If we succeed in getting more children into school, this will lead to several positive factors. It will expand the job market and stabilize the economy for both individuals and the state. We also see that the forward-looking demographic model of population growth is stabilized. This automatically contributes to lifting the population out of poverty and into a stable working class. By maintaining the forward-looking demographic model of population growth, birth rates and death rates will also stabilize. This happens because poor families tend to have more children. This occurs, in part, because the poorest families need children to contribute to the family economy. Another important reason for women to participate in education is that they should be treated as free citizens on equal terms with men, where women, like men, should have the opportunity to support themselves and their families.
Throughout my upbringing, I have traveled to various parts of the world where the opportunities for education have been quite diverse. I have met several gifted young women whose dreams of education have been suppressed. For instance, I traveled to Brazil in February 2020. Here, I connected with several families living on the streets and in favelas. There was a stark difference between economically privileged and poor families. Poverty is widespread in Brazil, and school spots are scarce among the very poorest. In connection with choosing my cause, it is important to mention that my parents have shown throughout my life how significant the difference can be in the future if one is granted the opportunity to educate themselves. In the Western world, education is an obvious privilege available to most who strive for it. In developing countries, this privilege is not given to just anyone, and certainly not women. As my mother often says, «You can lose everything you own, but not your education.» These words convey the importance of a solid foundation of education for women, which needs to be developed to guide the next generation, no matter where they live in the world.
Another issue that is close to my heart is taking up the fight against human trafficking. Human trafficking is a grave issue affecting millions across the globe. According to estimates, around 25 million people are trapped in modern-day slavery, forced into labor, or subjected to sexual exploitation. This shadowy trade preys on vulnerable populations, exploiting disparities in economic opportunities, political instability, and lack of education. The insidious nature of human trafficking knows no borders, making it a pressing global concern that demands collective action.

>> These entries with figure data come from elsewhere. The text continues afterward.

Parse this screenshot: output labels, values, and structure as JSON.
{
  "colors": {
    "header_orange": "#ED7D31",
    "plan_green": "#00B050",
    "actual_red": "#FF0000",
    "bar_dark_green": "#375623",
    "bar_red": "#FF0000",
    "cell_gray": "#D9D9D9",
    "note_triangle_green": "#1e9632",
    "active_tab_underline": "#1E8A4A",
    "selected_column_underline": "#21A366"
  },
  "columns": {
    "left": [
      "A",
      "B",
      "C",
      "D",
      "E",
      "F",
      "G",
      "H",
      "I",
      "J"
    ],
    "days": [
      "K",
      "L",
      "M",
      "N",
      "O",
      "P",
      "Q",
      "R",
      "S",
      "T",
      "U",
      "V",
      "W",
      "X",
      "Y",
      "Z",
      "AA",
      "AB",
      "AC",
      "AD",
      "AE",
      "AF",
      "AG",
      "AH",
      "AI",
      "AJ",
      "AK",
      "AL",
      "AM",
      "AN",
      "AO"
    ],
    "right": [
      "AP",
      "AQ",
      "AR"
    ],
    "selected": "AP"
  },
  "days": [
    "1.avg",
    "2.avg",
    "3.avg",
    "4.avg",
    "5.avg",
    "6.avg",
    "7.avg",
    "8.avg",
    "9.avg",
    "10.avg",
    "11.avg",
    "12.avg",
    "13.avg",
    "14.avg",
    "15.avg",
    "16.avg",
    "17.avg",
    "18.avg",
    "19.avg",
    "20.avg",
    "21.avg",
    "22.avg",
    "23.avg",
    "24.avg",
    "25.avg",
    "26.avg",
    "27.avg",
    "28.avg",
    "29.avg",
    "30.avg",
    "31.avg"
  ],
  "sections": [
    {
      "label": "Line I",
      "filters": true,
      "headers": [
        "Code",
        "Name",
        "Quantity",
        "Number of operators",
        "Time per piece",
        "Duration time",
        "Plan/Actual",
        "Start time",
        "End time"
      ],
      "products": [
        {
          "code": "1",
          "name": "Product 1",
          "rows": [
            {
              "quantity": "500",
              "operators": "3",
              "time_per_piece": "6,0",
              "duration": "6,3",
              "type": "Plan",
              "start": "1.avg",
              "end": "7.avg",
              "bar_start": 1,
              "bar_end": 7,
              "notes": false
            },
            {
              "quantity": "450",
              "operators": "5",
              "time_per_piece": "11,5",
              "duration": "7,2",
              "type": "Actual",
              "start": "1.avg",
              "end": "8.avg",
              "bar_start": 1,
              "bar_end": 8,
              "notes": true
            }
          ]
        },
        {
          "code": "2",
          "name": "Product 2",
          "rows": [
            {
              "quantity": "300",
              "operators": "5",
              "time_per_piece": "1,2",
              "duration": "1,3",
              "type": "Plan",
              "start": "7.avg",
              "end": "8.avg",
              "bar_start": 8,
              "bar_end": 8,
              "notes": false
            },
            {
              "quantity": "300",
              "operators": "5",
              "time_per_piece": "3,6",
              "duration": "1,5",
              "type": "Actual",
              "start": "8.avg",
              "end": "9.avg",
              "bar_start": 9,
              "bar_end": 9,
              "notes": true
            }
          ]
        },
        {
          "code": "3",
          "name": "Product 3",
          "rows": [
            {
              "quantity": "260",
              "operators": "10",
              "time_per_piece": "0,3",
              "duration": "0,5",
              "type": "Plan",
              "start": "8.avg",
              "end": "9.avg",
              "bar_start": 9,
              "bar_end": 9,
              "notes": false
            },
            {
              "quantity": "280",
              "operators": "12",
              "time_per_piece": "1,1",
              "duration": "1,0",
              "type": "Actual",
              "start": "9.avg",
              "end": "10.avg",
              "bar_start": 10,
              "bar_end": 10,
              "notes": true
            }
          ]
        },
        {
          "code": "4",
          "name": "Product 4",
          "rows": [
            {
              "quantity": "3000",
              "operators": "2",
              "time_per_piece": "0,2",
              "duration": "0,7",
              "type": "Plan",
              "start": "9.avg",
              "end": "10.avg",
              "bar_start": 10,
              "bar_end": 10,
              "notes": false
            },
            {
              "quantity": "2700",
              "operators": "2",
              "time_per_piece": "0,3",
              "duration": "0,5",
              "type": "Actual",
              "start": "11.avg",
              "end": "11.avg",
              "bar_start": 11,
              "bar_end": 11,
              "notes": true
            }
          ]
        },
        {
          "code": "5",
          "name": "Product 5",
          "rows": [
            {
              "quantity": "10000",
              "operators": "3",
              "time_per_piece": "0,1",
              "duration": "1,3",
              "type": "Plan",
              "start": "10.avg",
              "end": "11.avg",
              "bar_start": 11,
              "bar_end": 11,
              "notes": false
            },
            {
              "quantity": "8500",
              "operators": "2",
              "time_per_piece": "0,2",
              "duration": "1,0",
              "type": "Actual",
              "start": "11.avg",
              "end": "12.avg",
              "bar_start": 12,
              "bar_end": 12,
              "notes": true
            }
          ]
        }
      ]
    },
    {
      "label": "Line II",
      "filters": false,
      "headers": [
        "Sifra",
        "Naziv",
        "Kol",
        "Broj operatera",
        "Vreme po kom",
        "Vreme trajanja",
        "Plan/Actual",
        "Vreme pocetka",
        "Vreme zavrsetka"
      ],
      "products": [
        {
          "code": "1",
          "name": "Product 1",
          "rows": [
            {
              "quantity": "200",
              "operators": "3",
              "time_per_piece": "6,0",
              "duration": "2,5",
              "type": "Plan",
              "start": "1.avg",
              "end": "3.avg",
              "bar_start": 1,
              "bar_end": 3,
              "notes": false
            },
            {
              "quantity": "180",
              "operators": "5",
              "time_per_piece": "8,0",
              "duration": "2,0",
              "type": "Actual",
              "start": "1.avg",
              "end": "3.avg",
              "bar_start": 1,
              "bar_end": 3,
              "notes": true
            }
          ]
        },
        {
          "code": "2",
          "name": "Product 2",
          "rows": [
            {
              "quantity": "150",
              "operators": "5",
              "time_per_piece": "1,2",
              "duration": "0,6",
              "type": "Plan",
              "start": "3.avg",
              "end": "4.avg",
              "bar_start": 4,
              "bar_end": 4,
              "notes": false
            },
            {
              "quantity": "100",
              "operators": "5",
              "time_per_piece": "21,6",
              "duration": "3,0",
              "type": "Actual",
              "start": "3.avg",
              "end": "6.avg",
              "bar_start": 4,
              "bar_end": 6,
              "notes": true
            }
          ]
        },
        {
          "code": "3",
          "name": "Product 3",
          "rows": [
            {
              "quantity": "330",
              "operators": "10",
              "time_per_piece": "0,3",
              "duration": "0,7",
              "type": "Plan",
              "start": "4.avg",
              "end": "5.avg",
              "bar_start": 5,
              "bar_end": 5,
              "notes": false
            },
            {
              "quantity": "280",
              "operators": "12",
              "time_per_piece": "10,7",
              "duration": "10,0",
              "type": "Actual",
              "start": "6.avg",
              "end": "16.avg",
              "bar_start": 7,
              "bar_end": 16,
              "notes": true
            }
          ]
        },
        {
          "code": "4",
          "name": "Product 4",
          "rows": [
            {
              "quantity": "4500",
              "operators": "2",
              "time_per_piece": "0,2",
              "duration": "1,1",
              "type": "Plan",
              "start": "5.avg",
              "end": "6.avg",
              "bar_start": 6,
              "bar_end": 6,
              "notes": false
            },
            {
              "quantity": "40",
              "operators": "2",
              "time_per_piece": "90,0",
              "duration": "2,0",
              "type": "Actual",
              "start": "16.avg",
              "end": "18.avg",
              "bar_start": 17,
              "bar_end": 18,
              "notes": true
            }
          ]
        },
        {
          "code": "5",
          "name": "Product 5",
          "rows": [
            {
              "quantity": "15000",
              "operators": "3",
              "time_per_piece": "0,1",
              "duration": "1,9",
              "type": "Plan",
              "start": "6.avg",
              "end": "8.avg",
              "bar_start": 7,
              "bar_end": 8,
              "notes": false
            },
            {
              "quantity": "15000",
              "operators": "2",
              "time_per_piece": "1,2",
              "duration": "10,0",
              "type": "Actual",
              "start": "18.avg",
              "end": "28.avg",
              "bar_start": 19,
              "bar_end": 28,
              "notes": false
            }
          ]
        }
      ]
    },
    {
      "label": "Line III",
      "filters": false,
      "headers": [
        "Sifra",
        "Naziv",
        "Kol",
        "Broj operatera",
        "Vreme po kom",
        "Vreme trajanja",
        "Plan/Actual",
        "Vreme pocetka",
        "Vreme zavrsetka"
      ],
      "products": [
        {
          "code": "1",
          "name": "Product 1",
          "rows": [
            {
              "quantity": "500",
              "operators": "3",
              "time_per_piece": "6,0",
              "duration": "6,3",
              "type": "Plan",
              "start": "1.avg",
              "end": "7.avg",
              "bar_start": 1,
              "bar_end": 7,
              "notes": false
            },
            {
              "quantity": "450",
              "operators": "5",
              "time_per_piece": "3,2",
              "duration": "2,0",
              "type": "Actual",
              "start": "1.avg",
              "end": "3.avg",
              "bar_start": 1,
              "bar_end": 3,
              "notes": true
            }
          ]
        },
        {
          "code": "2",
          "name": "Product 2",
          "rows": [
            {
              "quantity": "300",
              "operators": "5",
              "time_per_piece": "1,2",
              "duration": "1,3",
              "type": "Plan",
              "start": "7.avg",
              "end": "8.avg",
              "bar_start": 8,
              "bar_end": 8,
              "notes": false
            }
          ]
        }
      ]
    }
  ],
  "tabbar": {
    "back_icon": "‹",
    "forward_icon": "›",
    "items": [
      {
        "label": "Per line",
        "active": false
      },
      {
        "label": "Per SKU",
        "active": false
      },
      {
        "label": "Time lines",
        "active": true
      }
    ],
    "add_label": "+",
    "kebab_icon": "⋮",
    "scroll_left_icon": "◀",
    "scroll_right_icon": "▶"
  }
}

A key factor perpetuating human trafficking is the lack of accessible education, particularly in regions prone to trafficking. Limited educational opportunities exacerbate poverty and vulnerability, leaving individuals susceptible to traffickers promising better lives. By providing better education, especially for girls and women, we can disrupt this vicious cycle. Education empowers individuals with knowledge, critical thinking skills, and self-confidence, making them less likely to fall victim to traffickers’ deceptive schemes. Moreover, educated communities are more equipped to recognize signs of trafficking and raise awareness, fostering an environment where such criminal activities are less likely to thrive. In this way, investing in education becomes a powerful tool in the fight against human trafficking, driving progress toward a safer and more equitable world for all.